Ausgabe Nr. 2452
Selektive Nachlese zum 22. Astra Film Festival in Hermannstadt
1.500 Dokumentarfilme aus 90 Ländern, aufgeteilt auf sieben Tage. Dieses Fazit konnte Dumitru Budrala, der Leiter des Astra Film Festivals, am Samstagabend bei der Preisverleihung im Thaliasaal, in Hermannstadt ziehen. Es war auch in diesem 22. Jahr seit der ersten Ausgabe des Festival keine leichte Angelegenheit für die hochqualifizierte Jury, einen Gewinner für jede Kategorie zu wählen. Das Rennen machte heuer „Spartacus & Cassandra“, in der Regie von Ioannis Nuguet aus Frankreich, der den Großen Preis einheimste.
„Spartacus & Cassandra“ beschreibt das bewegende Schicksal zweier rumänischer Roma-Kinder in Paris. Als das Haus ihrer Familie abbrennt, werden die Geschwister in die Obhut der 21-jährigen Trapezkünstlerin Camille gegeben. Die junge Frau ermöglicht ihnen ein Leben in Sicherheit: Sie erfahren Zuneigung, fassen Vertrauen und sehen einer hoffnungsvolleren Zukunft entgegen. Zugleich stellen diese Erfahrungen die Beziehung der Kinder zu ihren Eltern auf die Probe, denn in der Person der Trapezkünstlerin finden sie Zuneigung und die Hoffnung auf eine behütete Zukunft.
Der Film befasst sich mit der Frage, ob Kinder zugunsten eines besseren Lebens von ihren Eltern getrennt werden dürfen. Auf eindrückliche Weise dokumentiert der Regisseur Ioannis Nuguet diesen Konflikt und lässt den Zuschauern das Schicksal der Geschwister unter die Haut fahren – für die Jury eine beeindruckende Leistung, die durch den Großen Preis des Filmfestivals entsprechende Würdigung fand.
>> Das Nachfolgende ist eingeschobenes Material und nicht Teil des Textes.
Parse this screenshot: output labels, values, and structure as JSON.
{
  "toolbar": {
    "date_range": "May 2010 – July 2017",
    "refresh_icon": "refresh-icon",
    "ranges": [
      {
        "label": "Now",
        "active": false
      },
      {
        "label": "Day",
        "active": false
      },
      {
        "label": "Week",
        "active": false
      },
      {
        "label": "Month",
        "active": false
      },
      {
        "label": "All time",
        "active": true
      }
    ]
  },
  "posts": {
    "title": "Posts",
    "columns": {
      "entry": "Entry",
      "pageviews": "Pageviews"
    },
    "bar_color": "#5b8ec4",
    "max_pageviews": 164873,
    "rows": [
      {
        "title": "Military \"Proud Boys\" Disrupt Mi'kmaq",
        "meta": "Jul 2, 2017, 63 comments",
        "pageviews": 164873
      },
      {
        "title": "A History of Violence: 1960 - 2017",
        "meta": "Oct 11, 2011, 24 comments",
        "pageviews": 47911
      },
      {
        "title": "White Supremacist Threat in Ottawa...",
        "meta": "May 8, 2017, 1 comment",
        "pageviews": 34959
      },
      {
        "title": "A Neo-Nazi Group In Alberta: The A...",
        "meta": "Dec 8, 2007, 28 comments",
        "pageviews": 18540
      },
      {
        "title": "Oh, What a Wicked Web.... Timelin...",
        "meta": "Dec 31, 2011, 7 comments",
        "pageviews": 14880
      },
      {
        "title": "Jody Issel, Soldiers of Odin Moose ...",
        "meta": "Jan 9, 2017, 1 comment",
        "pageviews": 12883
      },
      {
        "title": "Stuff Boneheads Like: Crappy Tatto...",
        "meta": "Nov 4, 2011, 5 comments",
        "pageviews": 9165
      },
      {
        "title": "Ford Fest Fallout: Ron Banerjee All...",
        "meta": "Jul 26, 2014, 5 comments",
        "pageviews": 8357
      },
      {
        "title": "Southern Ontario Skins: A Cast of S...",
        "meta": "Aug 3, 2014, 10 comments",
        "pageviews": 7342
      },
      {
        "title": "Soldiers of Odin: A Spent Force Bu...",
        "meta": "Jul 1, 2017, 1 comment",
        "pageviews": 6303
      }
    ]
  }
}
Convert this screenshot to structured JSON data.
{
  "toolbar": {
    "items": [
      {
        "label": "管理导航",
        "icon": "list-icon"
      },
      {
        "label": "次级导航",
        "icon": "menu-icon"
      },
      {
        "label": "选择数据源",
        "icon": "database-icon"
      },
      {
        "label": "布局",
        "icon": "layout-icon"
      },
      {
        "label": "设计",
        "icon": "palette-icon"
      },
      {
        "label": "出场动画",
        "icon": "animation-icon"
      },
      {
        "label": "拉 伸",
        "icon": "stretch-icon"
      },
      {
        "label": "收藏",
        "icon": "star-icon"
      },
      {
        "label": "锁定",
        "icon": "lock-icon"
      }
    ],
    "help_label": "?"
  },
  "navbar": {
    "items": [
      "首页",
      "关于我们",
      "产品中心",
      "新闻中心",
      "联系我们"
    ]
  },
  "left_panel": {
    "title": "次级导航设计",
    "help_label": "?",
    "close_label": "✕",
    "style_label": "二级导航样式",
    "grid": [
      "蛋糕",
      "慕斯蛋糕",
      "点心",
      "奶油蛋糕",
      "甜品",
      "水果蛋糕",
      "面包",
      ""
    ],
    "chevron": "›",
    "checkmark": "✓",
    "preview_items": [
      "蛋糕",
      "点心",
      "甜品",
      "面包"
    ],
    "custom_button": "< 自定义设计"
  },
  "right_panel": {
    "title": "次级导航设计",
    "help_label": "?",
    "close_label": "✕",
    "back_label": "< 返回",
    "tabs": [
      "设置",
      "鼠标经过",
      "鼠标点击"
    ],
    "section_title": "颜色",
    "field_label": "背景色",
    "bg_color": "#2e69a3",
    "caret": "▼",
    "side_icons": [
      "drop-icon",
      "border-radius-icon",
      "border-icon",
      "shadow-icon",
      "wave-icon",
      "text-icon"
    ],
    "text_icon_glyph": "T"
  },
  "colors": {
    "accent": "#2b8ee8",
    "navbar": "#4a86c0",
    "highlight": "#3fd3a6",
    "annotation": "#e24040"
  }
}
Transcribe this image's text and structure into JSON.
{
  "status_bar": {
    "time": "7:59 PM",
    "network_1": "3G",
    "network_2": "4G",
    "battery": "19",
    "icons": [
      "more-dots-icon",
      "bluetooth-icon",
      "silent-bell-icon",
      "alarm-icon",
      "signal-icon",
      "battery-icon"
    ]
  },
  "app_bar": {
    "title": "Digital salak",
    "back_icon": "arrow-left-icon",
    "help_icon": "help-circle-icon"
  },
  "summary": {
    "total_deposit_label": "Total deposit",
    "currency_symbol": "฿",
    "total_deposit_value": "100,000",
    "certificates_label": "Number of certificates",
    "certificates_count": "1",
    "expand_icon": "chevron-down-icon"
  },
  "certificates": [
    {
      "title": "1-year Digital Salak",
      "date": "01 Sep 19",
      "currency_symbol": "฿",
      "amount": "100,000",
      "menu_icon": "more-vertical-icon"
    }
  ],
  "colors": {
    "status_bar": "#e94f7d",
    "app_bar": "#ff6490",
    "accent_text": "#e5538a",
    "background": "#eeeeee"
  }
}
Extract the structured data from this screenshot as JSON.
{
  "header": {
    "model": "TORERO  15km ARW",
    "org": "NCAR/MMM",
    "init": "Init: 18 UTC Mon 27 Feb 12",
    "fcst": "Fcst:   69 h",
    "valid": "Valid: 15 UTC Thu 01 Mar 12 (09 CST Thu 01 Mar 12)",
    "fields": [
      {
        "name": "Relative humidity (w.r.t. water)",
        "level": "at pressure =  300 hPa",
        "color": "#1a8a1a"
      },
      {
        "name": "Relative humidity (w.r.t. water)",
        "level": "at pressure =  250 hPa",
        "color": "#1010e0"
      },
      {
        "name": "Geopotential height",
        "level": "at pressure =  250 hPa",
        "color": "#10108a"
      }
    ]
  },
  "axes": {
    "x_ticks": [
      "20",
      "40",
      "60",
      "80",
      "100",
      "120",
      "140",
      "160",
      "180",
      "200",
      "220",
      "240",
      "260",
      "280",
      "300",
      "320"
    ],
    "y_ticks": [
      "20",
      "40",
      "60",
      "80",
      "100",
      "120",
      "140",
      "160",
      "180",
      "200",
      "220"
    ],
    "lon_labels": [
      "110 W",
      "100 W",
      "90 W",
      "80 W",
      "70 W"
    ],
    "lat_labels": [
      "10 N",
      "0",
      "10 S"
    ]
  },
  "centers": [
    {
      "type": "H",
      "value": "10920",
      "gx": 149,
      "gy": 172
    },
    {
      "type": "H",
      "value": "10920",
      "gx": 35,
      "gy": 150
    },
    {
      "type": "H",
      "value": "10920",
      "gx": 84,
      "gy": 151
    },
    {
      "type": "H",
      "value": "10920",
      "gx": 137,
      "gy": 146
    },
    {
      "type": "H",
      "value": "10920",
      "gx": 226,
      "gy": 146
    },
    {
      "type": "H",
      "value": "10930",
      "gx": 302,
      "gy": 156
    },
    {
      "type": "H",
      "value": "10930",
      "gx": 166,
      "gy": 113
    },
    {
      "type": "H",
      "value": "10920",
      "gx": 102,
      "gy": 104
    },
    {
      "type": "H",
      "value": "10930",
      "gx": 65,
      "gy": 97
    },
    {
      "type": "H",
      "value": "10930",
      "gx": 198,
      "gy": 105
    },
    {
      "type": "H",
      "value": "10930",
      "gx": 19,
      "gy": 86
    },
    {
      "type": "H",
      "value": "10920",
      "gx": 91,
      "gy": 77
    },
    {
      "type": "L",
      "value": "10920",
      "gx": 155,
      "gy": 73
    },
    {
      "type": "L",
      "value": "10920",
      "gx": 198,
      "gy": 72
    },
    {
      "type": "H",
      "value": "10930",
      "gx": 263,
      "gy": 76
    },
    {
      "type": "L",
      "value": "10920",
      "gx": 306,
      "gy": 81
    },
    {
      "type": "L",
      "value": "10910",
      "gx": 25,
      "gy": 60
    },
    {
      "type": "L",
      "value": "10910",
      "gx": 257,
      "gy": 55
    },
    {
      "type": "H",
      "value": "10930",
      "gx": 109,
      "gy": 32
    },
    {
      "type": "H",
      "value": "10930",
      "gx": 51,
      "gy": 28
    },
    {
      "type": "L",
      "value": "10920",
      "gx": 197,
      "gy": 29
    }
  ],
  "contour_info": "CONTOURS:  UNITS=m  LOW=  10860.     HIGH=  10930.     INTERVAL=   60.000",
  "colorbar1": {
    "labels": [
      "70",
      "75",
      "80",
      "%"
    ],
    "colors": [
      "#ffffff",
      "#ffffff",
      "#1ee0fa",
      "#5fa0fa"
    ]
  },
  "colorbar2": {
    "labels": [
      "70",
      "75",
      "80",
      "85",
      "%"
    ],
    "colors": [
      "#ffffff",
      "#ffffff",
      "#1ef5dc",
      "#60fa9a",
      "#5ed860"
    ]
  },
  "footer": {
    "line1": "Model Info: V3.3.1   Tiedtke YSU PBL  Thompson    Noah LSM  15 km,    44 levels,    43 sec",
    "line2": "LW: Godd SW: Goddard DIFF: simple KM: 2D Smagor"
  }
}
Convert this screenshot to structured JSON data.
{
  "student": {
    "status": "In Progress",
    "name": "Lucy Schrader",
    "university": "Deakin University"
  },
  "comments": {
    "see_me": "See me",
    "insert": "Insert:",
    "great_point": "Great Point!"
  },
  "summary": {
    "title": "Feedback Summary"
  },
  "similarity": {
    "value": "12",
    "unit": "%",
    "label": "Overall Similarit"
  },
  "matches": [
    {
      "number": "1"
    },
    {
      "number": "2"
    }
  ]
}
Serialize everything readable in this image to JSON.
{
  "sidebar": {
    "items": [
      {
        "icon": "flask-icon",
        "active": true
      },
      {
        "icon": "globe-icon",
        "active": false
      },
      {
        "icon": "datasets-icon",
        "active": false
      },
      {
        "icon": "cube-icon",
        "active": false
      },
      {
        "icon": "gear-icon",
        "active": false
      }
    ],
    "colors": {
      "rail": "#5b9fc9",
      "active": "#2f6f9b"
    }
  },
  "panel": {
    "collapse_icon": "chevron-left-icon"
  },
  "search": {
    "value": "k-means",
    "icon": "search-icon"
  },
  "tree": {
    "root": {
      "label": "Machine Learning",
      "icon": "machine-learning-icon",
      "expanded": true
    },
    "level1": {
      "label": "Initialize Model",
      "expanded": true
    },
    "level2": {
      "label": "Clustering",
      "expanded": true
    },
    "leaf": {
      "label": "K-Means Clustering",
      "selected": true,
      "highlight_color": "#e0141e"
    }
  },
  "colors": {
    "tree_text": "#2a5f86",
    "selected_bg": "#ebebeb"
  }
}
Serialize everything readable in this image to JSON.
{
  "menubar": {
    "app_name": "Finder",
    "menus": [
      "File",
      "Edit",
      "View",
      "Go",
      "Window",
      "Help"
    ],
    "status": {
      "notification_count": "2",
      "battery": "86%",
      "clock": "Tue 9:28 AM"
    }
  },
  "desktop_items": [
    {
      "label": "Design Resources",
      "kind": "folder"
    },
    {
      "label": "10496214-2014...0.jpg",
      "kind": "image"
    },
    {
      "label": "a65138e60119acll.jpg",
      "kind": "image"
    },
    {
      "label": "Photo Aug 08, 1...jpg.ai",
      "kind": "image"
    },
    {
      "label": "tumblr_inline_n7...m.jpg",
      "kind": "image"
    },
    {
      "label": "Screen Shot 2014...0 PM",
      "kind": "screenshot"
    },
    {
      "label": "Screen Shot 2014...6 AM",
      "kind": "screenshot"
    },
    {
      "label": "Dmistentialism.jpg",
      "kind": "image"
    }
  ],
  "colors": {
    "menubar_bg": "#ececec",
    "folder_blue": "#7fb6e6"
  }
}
In der Kategorie bester rumänischer Film gewann der Dokumentarfilm „Outside“ (deutsch: „Himmelverbot“) in der Regie von Andrei Schwartz. Es wurde in diesem Film ein weiteres sehr beliebtes Thema gewählt: wie ein Mörder versucht, in der Gesellschaft Fuß zu fassen und sich ein neues „anständiges Leben“ aufzubauen. Der Regisseur Andrei Schwartz lernte seinen Protagonisten Gabriel vor zehn Jahren während der Dreharbeiten zu „Jailbirds – Geschlossene Gesellschaft“ (2005), einem Dokumentarfilm über das rumänische Hochsicherheitsgefängnis Rahova, kennen. Acht Jahre später wird Gabriel auf Bewährung freigelassen. Eine Maßnahme, die in Rumänien erst seit dem EU-Beitritt angewendet wird und von der bislang nur wenige Lebenslängliche profitieren konnten. „Himmelverbot“ beginnt mit der Entscheidung des Bewährungsausschusses und begleitet Gabriel anschließend die ersten zwei Jahre in Freiheit.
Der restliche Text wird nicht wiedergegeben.